The fitness of a local discrete-structured population is measured by the dominant eigenvalue λ1 of its matrix model, L, calibrated on empirical data. The data mined in case studies on local populations of Calamagrostis spp., perennial long-rhizome grasses colonizing rapidly open spaces (such as forest clear-cuts or meadows) due to their fast vegetative propagation, do provide for the accurate calculation of the transition part T in canonical sum of L=T+F, but leave the reproduction summand F uncertain.
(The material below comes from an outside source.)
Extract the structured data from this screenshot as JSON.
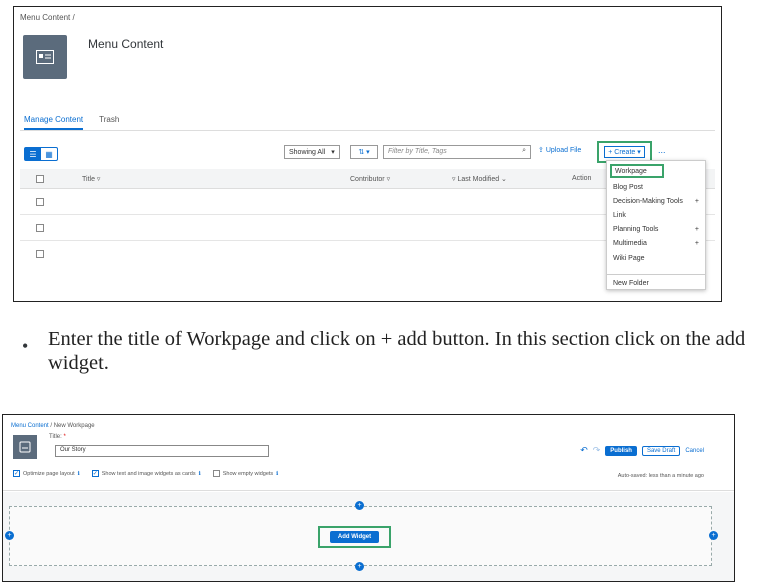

This ‘reproductive uncertainty’ (which is still constrained by the data and botanical knowledge) was amenable to calibration under the hypothesis that the adaptation is maximal for the given data and constraints, while the need to test the hypothesis experimentally motivated a drastic change in the technique of field experiments: from the description of above-ground parts of clones on a sample plot to the excavation of the whole colonies and analysing its system of rhizome reproductive links. In this paper, I report on how the “evolution” of experimental design and calibration technique has achieved an exact number in the estimation of fitness measure. As a by-product of that evolution, a new phenomenon has been discovered in the ontogeny of Calamagrostis epigeios, which has induced unexpected situations where the ever-working λ1(L) fails in the accuracy and needs an adjustment. The data-vs.-model dialectics behind the story are also commented on.